We have a president-elect who is prepared to name Rahm Emanuel, a top-ranking Bush Dog, as his chief of staff. Robert Rubin, a top architect of Clintonian economics and welfare-gutting, is on Obama’s economic advisory team, as are a number of other corporate marketeers. Don’t expect sound environmental, health care, economic, or energy policy from the White House. Nor should you expect an end to the occupation of Iraq, the unconditional support of the Israeli apartheid state, the lifting of the embargo on Cuba, or a shift away from imperialism. There has been nothing in Obama’s campaign or his legislative record to suggest he’ll suddenly do a 180 now that he is prepared to inherit the presidency.

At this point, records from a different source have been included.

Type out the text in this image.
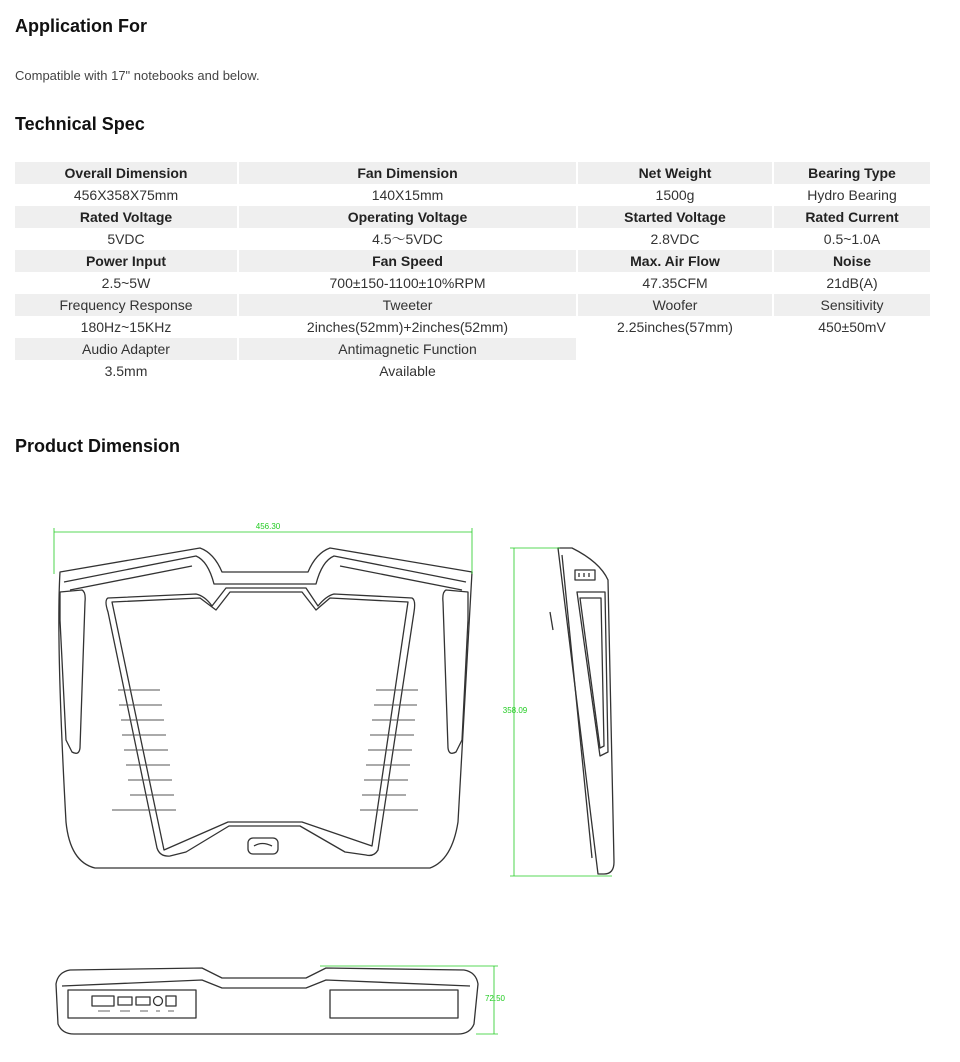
Application For

Compatible with 17" notebooks and below.

Technical Spec
Overall Dimension	Fan Dimension	Net Weight	Bearing Type
456X358X75mm	140X15mm	1500g	Hydro Bearing
Rated Voltage	Operating Voltage	Started Voltage	Rated Current
5VDC	4.5～5VDC	2.8VDC	0.5~1.0A
Power Input	Fan Speed	Max. Air Flow	Noise
2.5~5W	700±150-1100±10%RPM	47.35CFM	21dB(A)
Frequency Response	Tweeter	Woofer	Sensitivity
180Hz~15KHz	2inches(52mm)+2inches(52mm)	2.25inches(57mm)	450±50mV
Audio Adapter	Antimagnetic Function		
3.5mm	Available		
Product Dimension
456.30
358.09
72.50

Nothing is more indicative of this than the popular vote. Obama received a pitiful 51% to Republican John McCain’s 48%, a mere three percent difference. The new president is smart; he knows just as much as the Republicans do that this election was not a huge repudiation of Bush policies. Obama did not win so much as McCain lost, and he knows it. He’ll govern from the right to appease his corporate backers.
We had what was probably our last, best chance this year to force Democrats back to the left. We blew it. Neither Obama or the Democrats have any incentive now to even listen to us, to say nothing of governing from the left. What, then, is our recourse?
We can still walk away from the Democratic Party, and we must do so if we are to have any hope of salvaging the progressive movement. We must build locally, work our way up to state-level, and finally, organize at the national level. At this point it’s all we’ve got left. Enjoy your celebration, for the hangover we’re about to suffer is going to be a long one.